China
Dozens of underground human rights reporters arrested in #China

“At least 45 Chinese reporters working underground for an Italy-based media outlet were arrested, interrogated, and accused of espionage in China in the last six months,” declared Marco Respinti, a panelist at a conference on religious freedom in China organized this Wednesday at the European Parliament – writes Willy Fautré, director of Human Rights Without Frontiers.
Respinti, a journalist and Director-in-Charge of Bitter Winter (BW), an international online daily magazine on religious liberty and human rights in China published in eight languages by CESNUR in Italy, also reported that in August 2018 the Chinese Communist Party (CCP) authorities designated Bitter Winter as a “foreign hostile website” due to BW publishing secret documents and news reports about the CCP’s suppression of religious beliefs and human rights violations.

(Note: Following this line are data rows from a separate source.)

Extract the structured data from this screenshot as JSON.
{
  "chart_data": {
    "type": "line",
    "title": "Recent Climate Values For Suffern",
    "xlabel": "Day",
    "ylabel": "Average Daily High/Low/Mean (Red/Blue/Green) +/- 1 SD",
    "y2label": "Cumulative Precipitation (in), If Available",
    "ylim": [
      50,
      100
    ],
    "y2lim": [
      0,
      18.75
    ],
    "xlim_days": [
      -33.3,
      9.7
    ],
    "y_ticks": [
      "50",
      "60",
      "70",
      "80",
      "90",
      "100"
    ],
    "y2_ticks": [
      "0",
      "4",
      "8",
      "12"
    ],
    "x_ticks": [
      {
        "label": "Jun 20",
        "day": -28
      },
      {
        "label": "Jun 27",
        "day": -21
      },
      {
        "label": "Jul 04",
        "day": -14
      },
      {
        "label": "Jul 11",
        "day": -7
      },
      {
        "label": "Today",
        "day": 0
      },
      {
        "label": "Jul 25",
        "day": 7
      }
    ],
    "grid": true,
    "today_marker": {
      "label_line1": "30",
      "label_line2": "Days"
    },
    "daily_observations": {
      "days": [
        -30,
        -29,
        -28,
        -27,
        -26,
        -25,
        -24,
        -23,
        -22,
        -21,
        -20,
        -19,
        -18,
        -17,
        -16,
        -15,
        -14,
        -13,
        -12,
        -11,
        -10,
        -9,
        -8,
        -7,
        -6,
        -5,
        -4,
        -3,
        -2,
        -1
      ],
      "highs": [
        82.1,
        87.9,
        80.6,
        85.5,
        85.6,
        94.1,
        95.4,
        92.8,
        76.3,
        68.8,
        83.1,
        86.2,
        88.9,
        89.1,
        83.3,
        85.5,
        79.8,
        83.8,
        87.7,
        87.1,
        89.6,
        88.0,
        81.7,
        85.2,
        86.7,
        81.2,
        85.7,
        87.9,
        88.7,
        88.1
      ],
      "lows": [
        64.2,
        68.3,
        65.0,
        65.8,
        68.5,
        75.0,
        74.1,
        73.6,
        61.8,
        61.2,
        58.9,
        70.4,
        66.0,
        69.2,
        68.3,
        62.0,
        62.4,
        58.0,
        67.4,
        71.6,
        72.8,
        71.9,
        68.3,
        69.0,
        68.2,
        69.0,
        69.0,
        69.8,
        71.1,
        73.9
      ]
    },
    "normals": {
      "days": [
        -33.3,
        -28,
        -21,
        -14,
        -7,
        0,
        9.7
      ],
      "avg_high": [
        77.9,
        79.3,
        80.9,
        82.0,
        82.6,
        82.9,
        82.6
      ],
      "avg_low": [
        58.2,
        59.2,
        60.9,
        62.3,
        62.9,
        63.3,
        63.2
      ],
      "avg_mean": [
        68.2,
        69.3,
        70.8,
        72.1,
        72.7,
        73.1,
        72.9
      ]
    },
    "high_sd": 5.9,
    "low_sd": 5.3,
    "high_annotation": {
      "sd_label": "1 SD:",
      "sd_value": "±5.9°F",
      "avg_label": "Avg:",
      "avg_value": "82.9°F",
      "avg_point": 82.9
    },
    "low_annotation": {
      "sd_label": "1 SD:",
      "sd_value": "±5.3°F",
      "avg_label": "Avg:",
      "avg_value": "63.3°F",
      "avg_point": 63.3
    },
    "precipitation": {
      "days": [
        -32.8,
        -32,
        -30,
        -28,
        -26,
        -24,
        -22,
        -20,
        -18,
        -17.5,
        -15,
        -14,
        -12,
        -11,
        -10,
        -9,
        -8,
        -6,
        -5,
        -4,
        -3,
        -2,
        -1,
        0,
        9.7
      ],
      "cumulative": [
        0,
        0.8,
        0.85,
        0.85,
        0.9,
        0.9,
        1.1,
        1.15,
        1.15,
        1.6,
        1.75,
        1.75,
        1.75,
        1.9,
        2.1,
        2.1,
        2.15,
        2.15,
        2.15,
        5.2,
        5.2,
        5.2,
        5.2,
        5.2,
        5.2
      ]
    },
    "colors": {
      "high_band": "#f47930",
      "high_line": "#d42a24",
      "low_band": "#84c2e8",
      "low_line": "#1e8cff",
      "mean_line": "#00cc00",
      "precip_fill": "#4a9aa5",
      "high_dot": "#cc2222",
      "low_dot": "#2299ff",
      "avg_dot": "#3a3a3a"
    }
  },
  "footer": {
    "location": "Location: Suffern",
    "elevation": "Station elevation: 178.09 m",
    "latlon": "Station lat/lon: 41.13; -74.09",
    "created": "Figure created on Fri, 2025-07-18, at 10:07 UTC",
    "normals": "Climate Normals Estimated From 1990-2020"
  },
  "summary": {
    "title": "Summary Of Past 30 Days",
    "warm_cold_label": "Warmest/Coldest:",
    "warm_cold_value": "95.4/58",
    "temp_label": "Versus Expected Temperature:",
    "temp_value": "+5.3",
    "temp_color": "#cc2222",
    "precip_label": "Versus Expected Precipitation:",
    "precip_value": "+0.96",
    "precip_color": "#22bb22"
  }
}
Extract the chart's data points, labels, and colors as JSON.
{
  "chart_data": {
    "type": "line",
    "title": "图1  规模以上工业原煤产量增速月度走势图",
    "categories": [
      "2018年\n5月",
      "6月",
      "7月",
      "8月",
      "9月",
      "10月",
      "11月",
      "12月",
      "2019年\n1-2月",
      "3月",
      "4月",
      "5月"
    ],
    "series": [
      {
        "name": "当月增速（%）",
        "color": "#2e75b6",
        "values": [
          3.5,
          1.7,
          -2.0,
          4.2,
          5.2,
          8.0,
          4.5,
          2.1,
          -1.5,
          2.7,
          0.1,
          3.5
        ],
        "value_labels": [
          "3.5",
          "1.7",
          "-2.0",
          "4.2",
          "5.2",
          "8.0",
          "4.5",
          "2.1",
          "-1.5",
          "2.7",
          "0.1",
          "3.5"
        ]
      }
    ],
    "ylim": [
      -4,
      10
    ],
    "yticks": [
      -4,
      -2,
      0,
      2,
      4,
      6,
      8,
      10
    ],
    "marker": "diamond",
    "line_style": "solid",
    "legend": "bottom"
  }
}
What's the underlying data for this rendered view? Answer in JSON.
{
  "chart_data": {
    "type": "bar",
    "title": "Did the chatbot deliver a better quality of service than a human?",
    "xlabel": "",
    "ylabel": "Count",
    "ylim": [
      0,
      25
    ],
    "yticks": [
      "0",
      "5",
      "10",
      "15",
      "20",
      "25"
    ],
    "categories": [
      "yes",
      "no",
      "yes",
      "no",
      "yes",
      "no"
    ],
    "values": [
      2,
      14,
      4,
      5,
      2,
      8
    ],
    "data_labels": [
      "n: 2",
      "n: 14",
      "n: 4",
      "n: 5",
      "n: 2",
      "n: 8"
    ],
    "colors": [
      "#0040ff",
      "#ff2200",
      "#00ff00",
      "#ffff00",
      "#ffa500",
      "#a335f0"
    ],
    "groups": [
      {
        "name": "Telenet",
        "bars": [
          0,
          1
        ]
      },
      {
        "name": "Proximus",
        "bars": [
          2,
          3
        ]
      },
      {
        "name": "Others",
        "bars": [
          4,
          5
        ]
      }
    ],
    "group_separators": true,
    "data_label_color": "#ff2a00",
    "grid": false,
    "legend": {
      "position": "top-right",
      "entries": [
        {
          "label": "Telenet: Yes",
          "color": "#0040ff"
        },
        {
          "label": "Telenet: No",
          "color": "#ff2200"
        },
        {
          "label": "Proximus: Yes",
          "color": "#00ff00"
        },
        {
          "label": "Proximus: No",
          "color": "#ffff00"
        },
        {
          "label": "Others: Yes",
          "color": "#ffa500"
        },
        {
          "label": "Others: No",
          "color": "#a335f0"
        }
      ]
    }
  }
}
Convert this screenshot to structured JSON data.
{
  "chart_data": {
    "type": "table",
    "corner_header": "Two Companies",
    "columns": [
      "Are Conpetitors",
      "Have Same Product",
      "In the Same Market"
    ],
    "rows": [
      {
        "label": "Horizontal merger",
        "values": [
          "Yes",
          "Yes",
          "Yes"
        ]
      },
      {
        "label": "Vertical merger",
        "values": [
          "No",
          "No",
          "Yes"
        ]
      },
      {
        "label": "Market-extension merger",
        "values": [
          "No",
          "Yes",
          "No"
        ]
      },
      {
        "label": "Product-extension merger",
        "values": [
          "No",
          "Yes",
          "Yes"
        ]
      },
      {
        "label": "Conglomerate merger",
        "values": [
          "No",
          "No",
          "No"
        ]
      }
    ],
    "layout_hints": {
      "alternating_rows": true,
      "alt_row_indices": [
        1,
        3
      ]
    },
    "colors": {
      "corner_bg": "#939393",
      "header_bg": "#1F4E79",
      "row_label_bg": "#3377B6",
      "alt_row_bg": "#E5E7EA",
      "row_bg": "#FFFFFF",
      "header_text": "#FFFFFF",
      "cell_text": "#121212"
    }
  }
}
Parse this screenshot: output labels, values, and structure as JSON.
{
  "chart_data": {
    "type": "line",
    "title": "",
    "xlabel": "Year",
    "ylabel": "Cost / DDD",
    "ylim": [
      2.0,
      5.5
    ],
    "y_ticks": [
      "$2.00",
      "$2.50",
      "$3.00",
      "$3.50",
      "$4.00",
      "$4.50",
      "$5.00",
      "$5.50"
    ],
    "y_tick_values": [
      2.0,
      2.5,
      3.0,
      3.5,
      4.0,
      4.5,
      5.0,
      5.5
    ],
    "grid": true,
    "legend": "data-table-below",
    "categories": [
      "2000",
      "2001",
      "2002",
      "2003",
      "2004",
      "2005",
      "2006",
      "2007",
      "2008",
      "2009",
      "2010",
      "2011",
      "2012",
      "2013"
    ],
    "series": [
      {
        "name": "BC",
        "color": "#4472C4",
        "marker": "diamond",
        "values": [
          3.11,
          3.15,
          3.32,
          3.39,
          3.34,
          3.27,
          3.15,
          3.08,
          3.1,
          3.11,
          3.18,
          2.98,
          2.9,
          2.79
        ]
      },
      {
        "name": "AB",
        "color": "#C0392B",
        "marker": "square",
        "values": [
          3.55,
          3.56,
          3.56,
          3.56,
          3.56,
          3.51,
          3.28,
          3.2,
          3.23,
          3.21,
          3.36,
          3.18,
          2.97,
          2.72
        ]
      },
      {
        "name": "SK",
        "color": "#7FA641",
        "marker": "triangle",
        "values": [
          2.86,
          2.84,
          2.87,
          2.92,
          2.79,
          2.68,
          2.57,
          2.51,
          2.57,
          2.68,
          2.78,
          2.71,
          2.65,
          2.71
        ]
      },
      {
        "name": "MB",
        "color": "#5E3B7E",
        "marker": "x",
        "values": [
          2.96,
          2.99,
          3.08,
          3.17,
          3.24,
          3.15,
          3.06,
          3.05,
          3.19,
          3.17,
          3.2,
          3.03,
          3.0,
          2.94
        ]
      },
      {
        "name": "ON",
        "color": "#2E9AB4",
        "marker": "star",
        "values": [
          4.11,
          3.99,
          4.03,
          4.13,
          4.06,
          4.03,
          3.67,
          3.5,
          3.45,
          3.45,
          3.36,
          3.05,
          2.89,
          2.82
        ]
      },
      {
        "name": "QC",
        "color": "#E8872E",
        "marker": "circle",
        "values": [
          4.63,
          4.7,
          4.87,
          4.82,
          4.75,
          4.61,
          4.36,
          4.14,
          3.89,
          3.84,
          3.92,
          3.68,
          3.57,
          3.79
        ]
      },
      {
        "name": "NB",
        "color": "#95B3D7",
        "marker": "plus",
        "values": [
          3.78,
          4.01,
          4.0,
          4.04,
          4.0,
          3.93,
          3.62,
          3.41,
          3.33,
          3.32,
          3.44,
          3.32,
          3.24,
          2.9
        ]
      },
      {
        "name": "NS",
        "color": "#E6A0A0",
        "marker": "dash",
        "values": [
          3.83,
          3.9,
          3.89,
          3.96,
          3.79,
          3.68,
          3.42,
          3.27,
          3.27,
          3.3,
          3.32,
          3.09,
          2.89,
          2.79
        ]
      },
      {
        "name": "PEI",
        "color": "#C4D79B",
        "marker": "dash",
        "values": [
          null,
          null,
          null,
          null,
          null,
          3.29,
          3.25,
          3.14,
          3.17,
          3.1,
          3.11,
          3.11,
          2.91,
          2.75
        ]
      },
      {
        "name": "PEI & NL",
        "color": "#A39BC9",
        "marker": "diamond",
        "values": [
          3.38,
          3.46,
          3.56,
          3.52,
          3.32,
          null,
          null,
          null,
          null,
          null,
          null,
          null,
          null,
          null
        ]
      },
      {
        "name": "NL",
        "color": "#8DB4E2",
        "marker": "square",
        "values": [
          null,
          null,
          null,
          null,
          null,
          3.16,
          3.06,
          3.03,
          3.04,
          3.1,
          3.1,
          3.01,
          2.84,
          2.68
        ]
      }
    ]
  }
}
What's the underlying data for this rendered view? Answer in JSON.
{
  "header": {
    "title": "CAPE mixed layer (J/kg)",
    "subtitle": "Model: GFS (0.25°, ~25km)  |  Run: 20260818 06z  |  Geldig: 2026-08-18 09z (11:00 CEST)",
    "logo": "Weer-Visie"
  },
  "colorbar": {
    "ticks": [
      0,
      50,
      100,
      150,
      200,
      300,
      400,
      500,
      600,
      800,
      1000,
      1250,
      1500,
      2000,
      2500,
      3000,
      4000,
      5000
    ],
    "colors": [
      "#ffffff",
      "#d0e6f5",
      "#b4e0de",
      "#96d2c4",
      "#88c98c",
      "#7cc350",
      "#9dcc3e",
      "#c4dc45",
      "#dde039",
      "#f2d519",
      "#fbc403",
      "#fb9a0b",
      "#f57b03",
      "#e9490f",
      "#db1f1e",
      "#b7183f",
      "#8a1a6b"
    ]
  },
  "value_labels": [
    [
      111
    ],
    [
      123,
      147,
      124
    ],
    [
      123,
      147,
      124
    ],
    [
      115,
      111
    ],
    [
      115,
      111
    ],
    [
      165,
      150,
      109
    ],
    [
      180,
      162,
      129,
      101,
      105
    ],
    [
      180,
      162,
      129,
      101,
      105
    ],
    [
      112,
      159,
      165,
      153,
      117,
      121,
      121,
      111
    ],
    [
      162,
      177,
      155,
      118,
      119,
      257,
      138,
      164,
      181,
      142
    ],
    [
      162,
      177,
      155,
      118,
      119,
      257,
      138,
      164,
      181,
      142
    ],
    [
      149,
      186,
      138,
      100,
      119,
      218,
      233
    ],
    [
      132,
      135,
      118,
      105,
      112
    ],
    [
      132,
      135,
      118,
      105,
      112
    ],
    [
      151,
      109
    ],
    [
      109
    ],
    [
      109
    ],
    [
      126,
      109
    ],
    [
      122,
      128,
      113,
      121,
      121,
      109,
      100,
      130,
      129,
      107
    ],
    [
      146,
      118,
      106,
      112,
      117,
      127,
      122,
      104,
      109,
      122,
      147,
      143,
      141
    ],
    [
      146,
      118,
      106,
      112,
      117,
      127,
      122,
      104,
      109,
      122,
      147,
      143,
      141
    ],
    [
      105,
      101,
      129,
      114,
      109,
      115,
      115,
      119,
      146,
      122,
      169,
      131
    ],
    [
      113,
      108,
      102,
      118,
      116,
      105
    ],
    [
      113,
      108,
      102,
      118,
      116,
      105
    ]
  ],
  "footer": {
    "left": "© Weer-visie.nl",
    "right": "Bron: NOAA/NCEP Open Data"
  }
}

The CCP authorities retaliated with repeated attempts to hack BW’s website and arresting its local reporters and contributors. BW reporters who are arrested for smuggling out videos, photos, court trial documents, or any other evidence of persecution are usually accused of “divulgation of state secrets” or “involvement in infiltration by foreign forces.”
Bitter Winter covers the persecution of all faiths in its daily reports; all religions are persecuted under Xi Jinping in China. Active believers of all faiths are arbitrarily arrested and forced to sign declarations recanting their religious beliefs and swearing allegiance to the atheist Communist Party. Places of worship are closed or destroyed, and minors are forbidden to attend religious services in places of worship, both in public or private.
One million Uyghur Muslims are forced to attend political “transformation through education” sessions in detention conditions. BW reporters have managed to smuggle out pictures and videos from these camps. One reporter who secretly filmed such a camp in Xinjiang was arrested and has “disappeared” after his arrest.
Pastors are arrested and sentenced to prison terms for holding prayer meetings in private houses; crosses have been removed down from both Catholic and Protestant churches; religious symbols have been removed from religious places and replaced by photos of Mao Zedong or Xi Jinping.
From 28 October to 1 November 2018, thirty-five Buddhist temples were shut down or sealed off in one province alone. Monks and nuns, most of them seniors, were thrown out onto the streets overnight.
Taoist temples have been destroyed on spurious grounds; this was the case with the Yaochi Palace Temple, which has a thousand-year history.
Falun Gong practitioners and members of The Church of Almighty God (CAG) make up the highest number of arrests and prisoners. As of 1 January 2019, the online database of religious prisoners of the Brussels-based NGO Human Rights Without Frontiers contained over 2000 and 1600 documented cases, respectively.
In a recent crackdown of a CAG community, five senior leaders were sentenced to lengthy prison terms. Ms Bao Shuguang was sentenced to thirteen years in prison and a fine of USD 19,000, and the four others will each serve an eleven-year prison term and pay a fine of USD 17,000.
More than 2500 CAG members have applied for political asylum in various EU member states. Unfortunately, despite the magnitude of the persecution and their high number of prisoners of conscience, few of them are granted political asylum. The worst offenders in Europe are France, Netherlands, Belgium, and Switzerland, which issued 203, 33, 10, and 24 orders of departure, respectively. The peaceful believers, mainly young women, might be arrested at any moment, at home or on the street, deported to China, and put back in the hands of their persecutors.
At the conference on religious freedom in China hosted by MEPs Bastiaan Belder (ECR), Christian Dan Preda (EPP), and Josef Weidenholzer (S&D), Respinti urged HR/VP Federica Mogherini and the members of the European Parliament to make full use of their meetings with the Chinese authorities as well as the UN human rights mechanisms to convey their concerns to the Chinese government and urge it to comply with international standards regarding freedom of religion or belief.